To sum up: “I’ve worked harder and longer at this songwriting business than I’ve worked at any other job in my life. Growing up on a working farm and later becoming a long distance runner probably gave me a taste of the discipline demanded of a daily writing practice.” Songs, once written though, are meant to be shared. So, while Jim’s focus during the 12 years since his first release has been on songwriting and recording, he has also continued to perform solo gigs, open for others, do radio interviews, fundraisers, open stages and participate regularly in songwriting circles in Montreal and Ottawa. 
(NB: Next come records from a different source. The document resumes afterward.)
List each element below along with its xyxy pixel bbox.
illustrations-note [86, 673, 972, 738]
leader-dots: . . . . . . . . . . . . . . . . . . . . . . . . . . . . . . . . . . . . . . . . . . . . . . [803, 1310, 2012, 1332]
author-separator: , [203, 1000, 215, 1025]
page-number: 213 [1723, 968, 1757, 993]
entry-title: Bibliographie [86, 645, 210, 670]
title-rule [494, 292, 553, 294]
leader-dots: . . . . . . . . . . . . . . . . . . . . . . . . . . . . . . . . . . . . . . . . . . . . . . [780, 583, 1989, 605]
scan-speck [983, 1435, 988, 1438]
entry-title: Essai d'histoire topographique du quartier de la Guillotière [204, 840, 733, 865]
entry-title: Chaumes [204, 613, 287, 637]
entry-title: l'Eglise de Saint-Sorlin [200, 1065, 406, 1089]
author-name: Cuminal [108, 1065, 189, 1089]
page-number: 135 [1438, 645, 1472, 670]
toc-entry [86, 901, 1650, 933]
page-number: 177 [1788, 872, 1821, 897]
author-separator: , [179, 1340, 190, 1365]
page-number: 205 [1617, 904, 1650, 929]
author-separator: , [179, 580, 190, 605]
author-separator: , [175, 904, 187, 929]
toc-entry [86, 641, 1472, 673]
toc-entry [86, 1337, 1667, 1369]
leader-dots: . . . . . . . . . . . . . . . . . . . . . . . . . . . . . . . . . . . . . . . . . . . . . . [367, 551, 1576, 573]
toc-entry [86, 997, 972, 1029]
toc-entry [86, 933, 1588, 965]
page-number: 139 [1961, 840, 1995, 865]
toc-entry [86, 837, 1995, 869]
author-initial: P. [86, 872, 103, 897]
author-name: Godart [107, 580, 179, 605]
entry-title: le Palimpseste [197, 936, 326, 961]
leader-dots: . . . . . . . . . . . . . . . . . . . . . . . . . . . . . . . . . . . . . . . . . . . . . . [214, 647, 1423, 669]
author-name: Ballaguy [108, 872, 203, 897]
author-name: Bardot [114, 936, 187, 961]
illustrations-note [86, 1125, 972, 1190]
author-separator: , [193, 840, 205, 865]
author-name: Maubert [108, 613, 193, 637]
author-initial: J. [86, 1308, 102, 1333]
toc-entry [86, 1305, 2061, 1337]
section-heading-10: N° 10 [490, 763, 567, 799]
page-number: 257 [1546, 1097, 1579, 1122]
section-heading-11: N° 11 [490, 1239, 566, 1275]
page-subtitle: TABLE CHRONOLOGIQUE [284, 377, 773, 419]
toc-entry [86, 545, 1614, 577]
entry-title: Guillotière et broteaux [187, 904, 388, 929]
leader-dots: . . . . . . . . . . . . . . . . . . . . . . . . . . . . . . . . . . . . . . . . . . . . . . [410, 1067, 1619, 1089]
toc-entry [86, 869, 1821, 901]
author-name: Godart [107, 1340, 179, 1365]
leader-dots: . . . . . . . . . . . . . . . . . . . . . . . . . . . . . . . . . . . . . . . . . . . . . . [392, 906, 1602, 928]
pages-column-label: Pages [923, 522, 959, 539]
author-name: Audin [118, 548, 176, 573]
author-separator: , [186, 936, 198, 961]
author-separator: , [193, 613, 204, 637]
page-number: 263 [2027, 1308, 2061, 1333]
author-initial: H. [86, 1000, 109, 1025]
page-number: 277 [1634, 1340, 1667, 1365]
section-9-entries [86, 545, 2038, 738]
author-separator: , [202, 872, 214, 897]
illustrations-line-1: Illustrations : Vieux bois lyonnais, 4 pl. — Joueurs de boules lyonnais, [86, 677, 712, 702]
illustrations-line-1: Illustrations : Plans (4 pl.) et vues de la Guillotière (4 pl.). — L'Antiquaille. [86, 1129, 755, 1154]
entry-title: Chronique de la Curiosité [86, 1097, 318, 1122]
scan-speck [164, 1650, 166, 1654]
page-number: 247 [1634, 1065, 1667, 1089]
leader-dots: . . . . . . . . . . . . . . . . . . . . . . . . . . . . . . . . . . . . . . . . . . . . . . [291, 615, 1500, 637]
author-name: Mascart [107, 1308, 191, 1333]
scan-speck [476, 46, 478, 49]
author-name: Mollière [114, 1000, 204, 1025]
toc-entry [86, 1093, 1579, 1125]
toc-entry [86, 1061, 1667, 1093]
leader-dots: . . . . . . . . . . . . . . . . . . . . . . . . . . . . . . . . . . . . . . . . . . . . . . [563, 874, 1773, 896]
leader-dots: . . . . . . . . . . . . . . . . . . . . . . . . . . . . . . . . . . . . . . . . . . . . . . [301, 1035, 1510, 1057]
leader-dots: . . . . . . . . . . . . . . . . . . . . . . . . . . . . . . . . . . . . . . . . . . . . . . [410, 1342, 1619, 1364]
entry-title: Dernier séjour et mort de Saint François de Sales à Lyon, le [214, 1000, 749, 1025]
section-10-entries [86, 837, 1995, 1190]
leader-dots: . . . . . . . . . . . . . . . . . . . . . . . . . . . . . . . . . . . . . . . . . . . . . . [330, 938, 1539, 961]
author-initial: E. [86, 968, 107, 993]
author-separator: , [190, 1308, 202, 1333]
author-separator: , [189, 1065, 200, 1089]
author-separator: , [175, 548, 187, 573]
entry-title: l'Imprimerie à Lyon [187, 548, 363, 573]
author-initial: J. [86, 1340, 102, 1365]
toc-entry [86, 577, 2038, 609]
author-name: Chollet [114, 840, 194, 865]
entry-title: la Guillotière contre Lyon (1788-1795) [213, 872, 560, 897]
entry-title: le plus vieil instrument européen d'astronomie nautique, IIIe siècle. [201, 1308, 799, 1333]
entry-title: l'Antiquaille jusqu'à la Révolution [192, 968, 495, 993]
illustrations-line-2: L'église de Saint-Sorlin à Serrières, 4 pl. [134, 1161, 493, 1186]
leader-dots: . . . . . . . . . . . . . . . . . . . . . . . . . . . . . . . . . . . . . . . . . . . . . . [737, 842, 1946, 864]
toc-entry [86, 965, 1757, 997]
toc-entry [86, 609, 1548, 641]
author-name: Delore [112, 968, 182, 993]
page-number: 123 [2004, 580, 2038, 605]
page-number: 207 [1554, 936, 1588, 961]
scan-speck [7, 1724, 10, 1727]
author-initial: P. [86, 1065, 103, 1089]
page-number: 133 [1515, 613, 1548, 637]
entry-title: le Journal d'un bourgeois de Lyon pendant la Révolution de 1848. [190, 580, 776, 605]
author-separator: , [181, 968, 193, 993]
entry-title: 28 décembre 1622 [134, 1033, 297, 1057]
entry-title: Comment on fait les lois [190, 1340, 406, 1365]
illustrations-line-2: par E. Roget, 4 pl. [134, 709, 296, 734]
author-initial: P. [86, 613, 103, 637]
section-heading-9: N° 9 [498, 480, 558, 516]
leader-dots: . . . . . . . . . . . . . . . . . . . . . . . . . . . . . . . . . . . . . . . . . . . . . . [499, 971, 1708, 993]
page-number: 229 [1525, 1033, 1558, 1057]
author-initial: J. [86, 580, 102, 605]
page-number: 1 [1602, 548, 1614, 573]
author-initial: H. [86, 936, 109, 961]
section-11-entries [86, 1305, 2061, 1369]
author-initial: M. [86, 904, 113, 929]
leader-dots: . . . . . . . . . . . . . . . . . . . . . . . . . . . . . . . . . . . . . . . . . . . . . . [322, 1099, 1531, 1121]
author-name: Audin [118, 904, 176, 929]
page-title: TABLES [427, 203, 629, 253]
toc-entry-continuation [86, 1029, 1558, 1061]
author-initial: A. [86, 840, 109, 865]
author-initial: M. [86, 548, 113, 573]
 Robinson is quick to acknowledge his indebtedness to his early musical influences as well as the help and support he’s had along the way, firstly from his longtime life and musical partner Susan Fowler. “ Lyrically and musically Susan has been my go-to person for her extraordinary ability to get at the heart of matters, asking me the right questions - the ones I may not like but need to hear and find invaluable. Secondly from Jason Lang who has produced or co-produced all 7 of my CDs. He has been my musical ally whose imagination, energy and enthusiasm, and exceptional musical and vocal skills have variously contributed to the particular arrangements each song seemed to call for.” 

 “What keeps me going is the nature and possibility of relationship with others that music and songs provide. It’s kind of mysterious,” Jim observes, “personally I can be discouraged, tired, angry, afraid, embarrassed, lonely and pick up my guitar and start singing and something good happens, regardless of whether the song I play is sad, upbeat or ironic.” Which brings us back to his latest release: “Sometimes it seems like the best thing I can do for myself when faced with one of life’s awkward or painful situations is to try to find the humour in it and that’s what I’ve tried to do and share in “Still in the Game,” this latest collection.”